Wypadanie włosów po COVID - wiadomo, kiedy się pojawia i ilu osób dotyczy
Nasilone wypadanie włosów to jedno z powikłań po COVID-19. Problem ten dotyczy zarówno kobiet, jak i mężczyzn, a z szacunkowych danych wynika, że może dotyczyć nawet jednej trzeciej ozdrowieńców.
Bardzo nasilone wypadanie włosów – jak wyjaśnia w rozmowie z PAP prof. Dorota Krasowska, Kierownik Kliniki Dermatologii, Wenerologii i Dermatologii Dziecięcej SPSK1 w Lublinie - może dotyczyć od jednej czwartej do nawet jednej trzeciej pacjentów, którzy chorowali na COVID-19, niezależnie od przebiegu infekcji. Pojawia się średnio w trzecim miesiącu od wyzdrowienia, zarówno u kobiet, jak i mężczyzn. "Jest to dosyć odległe powikłanie, pacjenci często zapominają już, że chorowali" – dodała prof. Krasowska.
Wypadanie włosów po COVID-19 to przypadłość nie tylko dokuczliwa, ale również bardzo stresująca: "Pacjenci relacjonują, że włosy wyłażą garściami. Są wszędzie: na poduszce, na ubraniu. Nie mogą nawet ich dotknąć, bo zostają im w dłoniach” – opisała profesor.
Ekspertka podkreśliła, że „szczególnie dla kobiet jest to bardzo wstydliwy i stresujący problem, dlatego po prostu częściej się z tym zgłaszają do lekarzy, aby im pomóc”.
Zapytana o to, dlaczego obserwujemy wypadanie włosów po COVID-19 odpowiedziała, że ma na to wpływ przede wszystkim przebycie samej infekcji. „Takim czynnikiem ryzyka jest gorączka i bardzo silny stres związany z dużymi obawami o własne zdrowie i życie. Pod ich wpływem mieszki włosowe ulegają zanikowi” – wyjaśniła kierownik Kliniki Dermatologii SPSK1 w Lublinie.
"Na szczęście jest to taki rodzaj wypadania włosów, który powstaje w mechanizmie telogenowym, czyli takim, w którym włos wypada w sposób naturalny. Zaznaczyłam, że +na szczęście+, ponieważ w tym przypadku włosy mają duże szanse do odrostu, regeneracji, ale jest to uzależnione do wielu czynników” – podkreśliła prof.
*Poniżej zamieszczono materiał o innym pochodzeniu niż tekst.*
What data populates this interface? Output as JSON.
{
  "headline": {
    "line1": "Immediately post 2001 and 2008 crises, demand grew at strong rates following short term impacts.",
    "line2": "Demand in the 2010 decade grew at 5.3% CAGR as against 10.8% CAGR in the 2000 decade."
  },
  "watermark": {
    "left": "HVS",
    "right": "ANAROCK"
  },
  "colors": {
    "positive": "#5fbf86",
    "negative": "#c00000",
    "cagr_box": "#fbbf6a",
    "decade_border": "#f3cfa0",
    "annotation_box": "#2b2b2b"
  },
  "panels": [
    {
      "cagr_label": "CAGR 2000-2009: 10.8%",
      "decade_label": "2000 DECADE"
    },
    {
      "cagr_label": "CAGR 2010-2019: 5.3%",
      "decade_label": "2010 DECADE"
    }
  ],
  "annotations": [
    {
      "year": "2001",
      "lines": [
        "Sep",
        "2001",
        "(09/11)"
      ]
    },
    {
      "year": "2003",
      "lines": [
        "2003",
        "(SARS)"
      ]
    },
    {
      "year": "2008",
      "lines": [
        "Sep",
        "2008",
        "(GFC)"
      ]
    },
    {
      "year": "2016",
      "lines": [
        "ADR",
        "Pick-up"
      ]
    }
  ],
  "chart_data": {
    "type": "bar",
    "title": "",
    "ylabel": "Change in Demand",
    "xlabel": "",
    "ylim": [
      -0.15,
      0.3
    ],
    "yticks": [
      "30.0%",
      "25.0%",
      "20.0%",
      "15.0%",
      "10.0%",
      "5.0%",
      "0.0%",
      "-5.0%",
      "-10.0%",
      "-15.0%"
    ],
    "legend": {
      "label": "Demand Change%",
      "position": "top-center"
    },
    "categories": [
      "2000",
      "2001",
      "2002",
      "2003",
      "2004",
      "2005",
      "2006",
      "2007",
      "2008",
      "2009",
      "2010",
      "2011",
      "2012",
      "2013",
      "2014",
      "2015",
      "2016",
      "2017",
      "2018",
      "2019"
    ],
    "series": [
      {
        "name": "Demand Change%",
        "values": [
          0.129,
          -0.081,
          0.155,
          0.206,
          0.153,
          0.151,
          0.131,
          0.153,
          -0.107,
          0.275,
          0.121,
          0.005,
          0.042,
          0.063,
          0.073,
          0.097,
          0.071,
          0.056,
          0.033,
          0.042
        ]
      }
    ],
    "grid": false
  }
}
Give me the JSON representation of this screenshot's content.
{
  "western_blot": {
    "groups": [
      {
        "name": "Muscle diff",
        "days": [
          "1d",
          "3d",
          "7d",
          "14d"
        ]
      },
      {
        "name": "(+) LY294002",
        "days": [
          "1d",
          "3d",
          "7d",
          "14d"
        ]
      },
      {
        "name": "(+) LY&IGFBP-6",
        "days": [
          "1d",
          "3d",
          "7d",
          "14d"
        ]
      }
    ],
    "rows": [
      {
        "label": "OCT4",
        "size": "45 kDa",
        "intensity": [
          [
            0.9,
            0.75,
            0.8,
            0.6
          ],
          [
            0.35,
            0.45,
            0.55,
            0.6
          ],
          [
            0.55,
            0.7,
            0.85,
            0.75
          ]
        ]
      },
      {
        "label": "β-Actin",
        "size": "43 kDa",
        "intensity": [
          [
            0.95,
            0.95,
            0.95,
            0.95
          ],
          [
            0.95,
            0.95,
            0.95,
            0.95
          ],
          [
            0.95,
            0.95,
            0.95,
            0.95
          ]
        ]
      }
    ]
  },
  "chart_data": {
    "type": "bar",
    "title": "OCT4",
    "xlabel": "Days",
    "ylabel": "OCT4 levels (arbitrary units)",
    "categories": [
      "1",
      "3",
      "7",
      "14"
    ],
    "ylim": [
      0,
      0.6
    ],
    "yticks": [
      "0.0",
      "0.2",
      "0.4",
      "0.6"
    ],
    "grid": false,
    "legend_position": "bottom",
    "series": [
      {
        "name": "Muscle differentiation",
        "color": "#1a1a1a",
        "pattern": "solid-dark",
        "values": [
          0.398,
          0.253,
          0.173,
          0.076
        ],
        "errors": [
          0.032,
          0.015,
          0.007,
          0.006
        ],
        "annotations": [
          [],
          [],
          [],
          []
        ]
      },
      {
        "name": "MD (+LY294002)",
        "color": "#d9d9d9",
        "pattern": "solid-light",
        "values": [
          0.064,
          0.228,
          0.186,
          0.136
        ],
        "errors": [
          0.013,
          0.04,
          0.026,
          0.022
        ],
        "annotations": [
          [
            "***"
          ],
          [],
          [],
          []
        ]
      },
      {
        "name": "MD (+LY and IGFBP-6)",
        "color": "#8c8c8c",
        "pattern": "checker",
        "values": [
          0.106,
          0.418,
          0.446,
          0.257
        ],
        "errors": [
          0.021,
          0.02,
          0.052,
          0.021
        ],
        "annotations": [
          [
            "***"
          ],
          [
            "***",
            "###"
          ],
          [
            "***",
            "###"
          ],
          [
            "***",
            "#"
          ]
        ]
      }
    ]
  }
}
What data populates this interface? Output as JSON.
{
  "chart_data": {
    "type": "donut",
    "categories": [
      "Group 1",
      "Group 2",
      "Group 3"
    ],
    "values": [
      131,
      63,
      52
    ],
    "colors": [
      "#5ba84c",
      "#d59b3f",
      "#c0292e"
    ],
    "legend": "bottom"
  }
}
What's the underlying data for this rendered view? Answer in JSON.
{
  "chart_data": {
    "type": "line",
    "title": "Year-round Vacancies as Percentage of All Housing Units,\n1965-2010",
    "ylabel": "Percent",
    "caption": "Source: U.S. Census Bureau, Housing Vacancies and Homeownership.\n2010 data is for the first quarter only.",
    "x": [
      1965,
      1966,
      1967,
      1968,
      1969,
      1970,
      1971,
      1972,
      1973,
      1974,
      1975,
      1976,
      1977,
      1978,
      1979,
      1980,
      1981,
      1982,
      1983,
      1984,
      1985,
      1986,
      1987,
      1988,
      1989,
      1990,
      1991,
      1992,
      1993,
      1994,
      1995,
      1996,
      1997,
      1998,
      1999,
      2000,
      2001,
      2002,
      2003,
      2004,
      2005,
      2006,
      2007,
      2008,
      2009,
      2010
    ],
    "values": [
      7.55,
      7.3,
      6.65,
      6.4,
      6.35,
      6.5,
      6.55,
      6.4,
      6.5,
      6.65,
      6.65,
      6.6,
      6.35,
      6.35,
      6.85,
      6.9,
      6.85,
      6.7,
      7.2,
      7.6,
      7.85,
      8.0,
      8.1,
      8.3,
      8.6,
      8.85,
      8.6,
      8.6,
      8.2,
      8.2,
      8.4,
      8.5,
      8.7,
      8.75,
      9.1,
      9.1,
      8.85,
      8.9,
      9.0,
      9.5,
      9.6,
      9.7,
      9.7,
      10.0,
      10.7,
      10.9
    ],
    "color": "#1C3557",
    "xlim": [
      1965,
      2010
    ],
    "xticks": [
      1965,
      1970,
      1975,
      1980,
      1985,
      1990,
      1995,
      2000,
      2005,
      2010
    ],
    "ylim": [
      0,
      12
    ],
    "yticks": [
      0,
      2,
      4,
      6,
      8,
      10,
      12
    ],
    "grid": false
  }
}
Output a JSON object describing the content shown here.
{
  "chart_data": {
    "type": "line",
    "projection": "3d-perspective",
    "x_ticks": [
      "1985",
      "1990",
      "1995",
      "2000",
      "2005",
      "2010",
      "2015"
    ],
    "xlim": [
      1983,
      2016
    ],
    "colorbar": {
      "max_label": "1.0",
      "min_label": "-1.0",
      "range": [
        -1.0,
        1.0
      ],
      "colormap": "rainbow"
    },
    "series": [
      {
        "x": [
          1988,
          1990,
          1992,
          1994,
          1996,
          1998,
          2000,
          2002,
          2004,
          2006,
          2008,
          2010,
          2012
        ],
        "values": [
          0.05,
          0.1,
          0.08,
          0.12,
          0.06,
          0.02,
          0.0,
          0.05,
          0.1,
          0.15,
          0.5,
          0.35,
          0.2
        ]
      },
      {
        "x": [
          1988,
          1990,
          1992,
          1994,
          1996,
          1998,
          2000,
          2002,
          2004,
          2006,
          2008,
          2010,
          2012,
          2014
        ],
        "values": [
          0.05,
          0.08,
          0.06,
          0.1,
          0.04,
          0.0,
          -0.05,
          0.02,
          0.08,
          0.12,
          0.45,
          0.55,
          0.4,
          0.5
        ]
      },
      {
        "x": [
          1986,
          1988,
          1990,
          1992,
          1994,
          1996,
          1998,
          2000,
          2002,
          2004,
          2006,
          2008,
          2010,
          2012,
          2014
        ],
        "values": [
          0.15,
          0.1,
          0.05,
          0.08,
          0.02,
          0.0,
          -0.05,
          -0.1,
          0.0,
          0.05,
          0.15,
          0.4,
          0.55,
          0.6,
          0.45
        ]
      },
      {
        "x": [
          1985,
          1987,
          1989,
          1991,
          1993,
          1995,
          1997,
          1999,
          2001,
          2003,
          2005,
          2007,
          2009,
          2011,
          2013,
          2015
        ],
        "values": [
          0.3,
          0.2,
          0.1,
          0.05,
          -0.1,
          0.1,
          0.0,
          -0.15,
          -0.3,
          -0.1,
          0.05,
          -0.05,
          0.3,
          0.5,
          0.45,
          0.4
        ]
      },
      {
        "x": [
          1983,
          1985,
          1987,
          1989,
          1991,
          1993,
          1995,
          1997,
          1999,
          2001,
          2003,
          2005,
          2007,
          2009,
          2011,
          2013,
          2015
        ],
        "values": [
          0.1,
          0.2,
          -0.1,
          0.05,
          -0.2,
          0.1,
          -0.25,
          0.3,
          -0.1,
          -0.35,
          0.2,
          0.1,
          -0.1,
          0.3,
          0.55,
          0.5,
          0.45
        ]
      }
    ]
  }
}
Krasowska.
Ekspertka dodała, że część kobiet i mężczyzn cierpi na androgenowe wypadanie włosów, które uzależnione jest od hormonów. Wskazała, że COVID-19 bardzo nasili wypadanie włosów, do którego dochodzi za sprawą innych mechanizmów. Podstawowe leczenie wypadania włosów polega na uzupełnieniu witamin i suplementów w związku z brakiem żelaza.
Jak powiedziała profesor, zwykle jednak nie jest to wystarczające, dlatego zespół Kliniki Dermatologii, Wenerologii i Dermatologii Dziecięcej SPSK1 w Lublinie oferuje pacjentom specjalną terapię światłem. "Są to lampy ledowe, których fale docierają nawet do 6 mm w głąb skóry, gdzie są zlokalizowane mieszki włosowe. Pobudzają wzrost mieszka włosowego, jego regenerację i lepsze ukrwienie. Zapraszamy pacjentów na naświetlania w dziesięciu cyklach, zwykle raz w tygodniu. Rzeczywiście, już po kilku naświetlaniach obserwujemy stopniowe zatrzymywanie się intensywnego wypadania włosów u pacjentów” – podkreśliła prof. Dorota Krasowska.